“San José de la Punilla” (Mallín – Sierras de Córdoba – Otoño de 2019)

El otoño es la estación más adecuada para perderse por caminitos polvorientos de las sierras cordobesas.

Para ello, la Villa de Don Carlos Nicandro posee una situación geográfica inmejorable. Está cerca de todos los sitios conocidos y por conocer.

En el viejo y legendario camino de tierra que une a Tanti con Cosquín, hay varias cosas que merecen detener la marcha y ‘pelar’ el equipo de mate… infaltable.

Y esta es una de ellas: la Capilla de San José.

Para llegar a ella dejamos atrás la Capilla de Tanti, su camposanto, el arroyo El Coyuyo y la Cueva de los Pajaritos… por un serpenteante camino que supo de epopeyas deportivas en los rallys zonales, argentos e internacionales. En épocas de fogatas y ferné.

La Capilla de San José, en el valle de Punilla, es Monumento Histórico a solicitud de la Comisión Nacional de Museos y de Monumentos y Lugares Históricos, por Decreto Nº 6284 de fecha 27 de diciembre de 1971.

Su historia está ‘masomenos’ desarrollada en internet… pero aquí prefiero plantarme.

Stop. Click…click.

Así la veo desde lejos, bajo un árbol, sin acercarme mucho pero saltando una tranquera y esquivando ladridos poco amistosos, recordando haber venido en varias ocasiones y jamás encontrarla abierta.

Su interior tiene elementos de valor, según supe… y eso explica algunas precauciones.

Es agradable a la vista y te remite sin escalas a recuerdos puneños… a Salta… a Jujuy… Los recuerdos puneños también tienen que ver con nuestro departamento Punilla… ya que Cosquín tiene ese nombre porque lo gallegos que bajaban del Alto Perú la vieron como: un Cuzco pequeño.

Esta pequeña capilla es de líneas muy simples y sus dimensiones corresponden más bien a un oratorio. Su nave es rectangular con sacristía a la derecha, en correspondencia con el plano de la espadaña, que mostraré otro día, y que nace desde el piso y enmarca la entrada.
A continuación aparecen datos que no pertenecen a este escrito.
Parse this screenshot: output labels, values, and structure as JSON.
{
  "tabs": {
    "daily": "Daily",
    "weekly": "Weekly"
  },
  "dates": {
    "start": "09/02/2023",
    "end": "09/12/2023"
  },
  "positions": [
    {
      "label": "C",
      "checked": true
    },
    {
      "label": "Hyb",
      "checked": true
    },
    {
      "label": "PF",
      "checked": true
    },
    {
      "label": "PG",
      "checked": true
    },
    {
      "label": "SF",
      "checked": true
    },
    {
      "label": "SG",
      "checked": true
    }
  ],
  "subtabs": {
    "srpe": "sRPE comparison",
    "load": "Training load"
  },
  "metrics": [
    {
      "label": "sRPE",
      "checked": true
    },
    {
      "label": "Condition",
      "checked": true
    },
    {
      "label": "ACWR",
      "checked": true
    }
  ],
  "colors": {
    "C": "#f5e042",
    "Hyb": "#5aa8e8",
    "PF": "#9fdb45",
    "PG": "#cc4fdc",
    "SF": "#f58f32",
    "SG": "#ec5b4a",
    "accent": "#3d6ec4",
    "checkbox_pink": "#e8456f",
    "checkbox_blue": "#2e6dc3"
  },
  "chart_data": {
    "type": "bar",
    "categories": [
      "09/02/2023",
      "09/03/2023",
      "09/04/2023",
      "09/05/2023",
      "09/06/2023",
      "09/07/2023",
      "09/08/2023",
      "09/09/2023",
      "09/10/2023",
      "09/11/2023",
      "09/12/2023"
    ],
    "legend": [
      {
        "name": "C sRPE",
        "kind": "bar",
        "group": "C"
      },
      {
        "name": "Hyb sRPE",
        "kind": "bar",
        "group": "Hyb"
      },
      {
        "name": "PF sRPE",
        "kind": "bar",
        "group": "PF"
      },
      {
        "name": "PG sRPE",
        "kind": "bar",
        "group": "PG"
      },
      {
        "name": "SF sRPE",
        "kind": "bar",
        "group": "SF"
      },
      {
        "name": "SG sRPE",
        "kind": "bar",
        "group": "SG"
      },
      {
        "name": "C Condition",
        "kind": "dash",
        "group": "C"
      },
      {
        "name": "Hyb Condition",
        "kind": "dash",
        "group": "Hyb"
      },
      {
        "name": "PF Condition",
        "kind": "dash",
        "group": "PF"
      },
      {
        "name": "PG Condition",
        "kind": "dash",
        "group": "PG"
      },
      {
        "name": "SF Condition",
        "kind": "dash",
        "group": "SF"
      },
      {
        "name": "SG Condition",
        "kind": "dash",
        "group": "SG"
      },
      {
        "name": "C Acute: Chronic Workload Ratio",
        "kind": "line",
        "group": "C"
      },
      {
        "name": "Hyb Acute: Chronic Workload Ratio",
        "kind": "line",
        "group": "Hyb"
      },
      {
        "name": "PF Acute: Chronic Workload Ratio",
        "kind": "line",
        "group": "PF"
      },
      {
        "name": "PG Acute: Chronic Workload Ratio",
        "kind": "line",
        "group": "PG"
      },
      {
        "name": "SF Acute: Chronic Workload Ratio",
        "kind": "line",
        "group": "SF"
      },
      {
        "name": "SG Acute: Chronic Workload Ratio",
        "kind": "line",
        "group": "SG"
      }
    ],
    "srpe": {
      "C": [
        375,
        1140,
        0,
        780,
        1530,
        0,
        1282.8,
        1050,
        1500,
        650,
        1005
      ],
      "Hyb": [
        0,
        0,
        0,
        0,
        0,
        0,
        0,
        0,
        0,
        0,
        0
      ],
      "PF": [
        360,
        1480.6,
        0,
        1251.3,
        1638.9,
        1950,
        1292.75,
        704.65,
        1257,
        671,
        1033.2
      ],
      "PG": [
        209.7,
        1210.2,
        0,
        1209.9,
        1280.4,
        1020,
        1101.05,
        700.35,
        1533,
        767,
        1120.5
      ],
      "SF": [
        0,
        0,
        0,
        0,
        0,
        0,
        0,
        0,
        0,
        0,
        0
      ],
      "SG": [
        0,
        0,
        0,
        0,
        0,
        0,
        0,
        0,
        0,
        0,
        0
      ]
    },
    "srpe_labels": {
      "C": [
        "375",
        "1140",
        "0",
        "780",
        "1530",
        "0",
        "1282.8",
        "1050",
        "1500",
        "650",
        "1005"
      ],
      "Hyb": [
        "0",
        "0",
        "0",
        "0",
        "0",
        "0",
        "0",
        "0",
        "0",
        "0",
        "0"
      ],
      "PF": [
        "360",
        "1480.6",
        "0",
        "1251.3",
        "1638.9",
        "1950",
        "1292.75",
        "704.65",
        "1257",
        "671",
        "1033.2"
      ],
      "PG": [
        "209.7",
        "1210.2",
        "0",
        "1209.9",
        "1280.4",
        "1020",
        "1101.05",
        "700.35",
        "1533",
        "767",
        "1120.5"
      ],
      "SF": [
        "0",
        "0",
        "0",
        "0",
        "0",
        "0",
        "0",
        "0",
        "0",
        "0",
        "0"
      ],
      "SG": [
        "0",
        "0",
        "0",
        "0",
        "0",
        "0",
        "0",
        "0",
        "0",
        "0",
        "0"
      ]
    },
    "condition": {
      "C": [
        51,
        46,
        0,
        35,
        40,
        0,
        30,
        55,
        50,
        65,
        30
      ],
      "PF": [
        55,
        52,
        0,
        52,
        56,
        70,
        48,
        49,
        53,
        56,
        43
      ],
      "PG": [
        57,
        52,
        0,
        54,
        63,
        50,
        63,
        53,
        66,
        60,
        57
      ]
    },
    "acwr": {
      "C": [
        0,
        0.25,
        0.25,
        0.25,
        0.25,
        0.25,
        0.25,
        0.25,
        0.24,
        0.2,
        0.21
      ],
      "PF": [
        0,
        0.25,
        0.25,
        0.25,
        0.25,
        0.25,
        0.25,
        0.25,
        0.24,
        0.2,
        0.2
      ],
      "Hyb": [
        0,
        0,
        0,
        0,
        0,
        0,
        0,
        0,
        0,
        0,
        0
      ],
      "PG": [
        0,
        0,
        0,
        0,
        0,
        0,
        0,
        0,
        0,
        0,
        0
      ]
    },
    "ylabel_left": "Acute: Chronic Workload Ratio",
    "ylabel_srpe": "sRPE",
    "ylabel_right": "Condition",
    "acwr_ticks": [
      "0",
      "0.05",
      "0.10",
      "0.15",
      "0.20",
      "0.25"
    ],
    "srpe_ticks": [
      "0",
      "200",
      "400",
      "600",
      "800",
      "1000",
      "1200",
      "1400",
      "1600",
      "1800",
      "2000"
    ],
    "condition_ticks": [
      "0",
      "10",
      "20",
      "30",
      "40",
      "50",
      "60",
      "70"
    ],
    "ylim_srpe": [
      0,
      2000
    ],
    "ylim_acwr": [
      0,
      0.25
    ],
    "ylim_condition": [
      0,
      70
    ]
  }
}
Tiene dos aberturas para las campanas sobre las cuales hay una cornisa, terminando en un frontón triangular muy simple, con cruz de hierro.

La fachada principal está orientada al nor-noreste y posee un retroceso que genera un pórtico donde se pueden observar la última cabreada de par y nudillo, con el tirante asentado sobre canes labrados, más las terminaciones de las alfajías.

El señor de la estatua ecuestre de nuestra Villa, el de la costanera, recibió aquí los óleos sacramentales el 29 de octubre de 1780, según consta en la foja II del Libro I de Bautismos de la Parroquia de Cosquín.

El padre Petroneo Pupili, bautizó e impuso los óleos a un niño de un año y dos meses de edad… y lo llamaron Juan Bautista Bustos, que con el correr del tiempo sería un prócer de la provincia y del país en formación. Bustos se sintió llamado a bregar por la organización nacional con criterios distintos a los del puerto. Será gobernador de la provincia de Córdoba desde marzo de 1820 a junio de 1829… y permaneció olvidado por la Historia Oficial mitrista-sarmientina.

El actual gobernador Schiaretti, en gestiones pasadas, lo puso en valor, y nosotros ‘ligamos’ esa bella obra de arte. Vaya cosa buena.

En esta capilla lo bautizaron a Bustos… me parece que da para seguir arrimándome… aunque me ladren los perros.

Nota correspondiente a la edición n° 541 del periódico La Jornada, del 29 de mayo de 2019.